CAPÍTULO 3 — O INTELECTO GERAL À PROCURA DE UM CORPO
RESPIRAÇÃO, CONSPIRAÇÃO E SOLIDARIEDADE
RITMO E RITORNELO
“A percepção do tempo de uma sociedade é moldada pelos ritornelos sociais” (BERARDI, 2020, p.87).
“A principal transformação cultural causada pelo capitalismo moderno foi a criação de ritornelos de percepção
temporal que impregnam e disciplinam a sociedade: o ritornelo do trabalho fabril, o ritornelo do salário, o
ritornelo da linha de montagem. [...]. A transição digital trouxe novos ritornelos: fragmentação eletrônica,
sobrecarga de informações, aceleração das trocas semióticas, fractalização do tempo, competição. [...]. O
atributo essencial do ritornelo é o ritmo, e o ritmo é uma configuração especial da relação entre o ritornelo
singular e o caos universal” (BERARDI, 2020, p.87-88).

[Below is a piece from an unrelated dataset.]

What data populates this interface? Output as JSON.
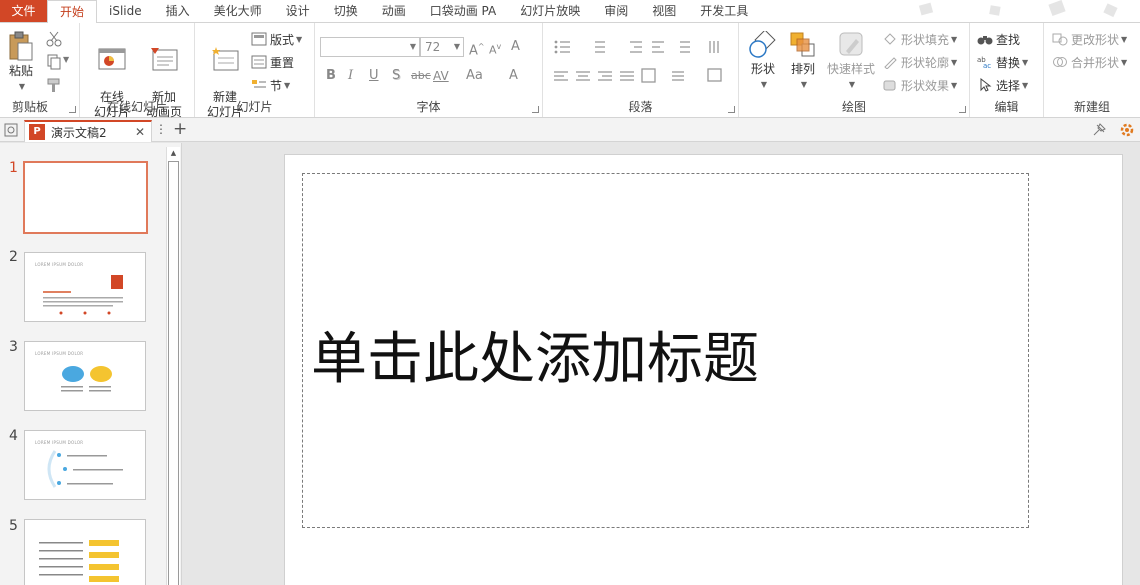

“O ritmo é a relação estabelecida entre um fluxo subjetivo de signos (musicais, poéticos, gestuais) e o ambiente
(cósmico, terrestre, social). [...]. O ritmo está em todos os cantos da vida social. Os movimentos de trabalho, de
guerra, rituais e sociais têm ritmos próprios. [...]. No nível caosmótico, o ritmo é a concatenação entre a
respiração e o universo circundante. No jargão guattariano, o ritornelo é a única forma de criar essa
concatenação, esse agencement [agenciamento] entre a singularidade e o ambiente. [...] No nível social, o ritmo
é a relação entre o corpo e as concatenações sociais da linguagem. [...]. O ambiente social é marcado por
ritornelos, repetições de gestos e de signos que expressam simultaneamente o modo singular e a relação entre
agência e ambiente” (BERARDI, 2020, p.88).
— Ver Guattari sobre o conceito de “ritornelo”.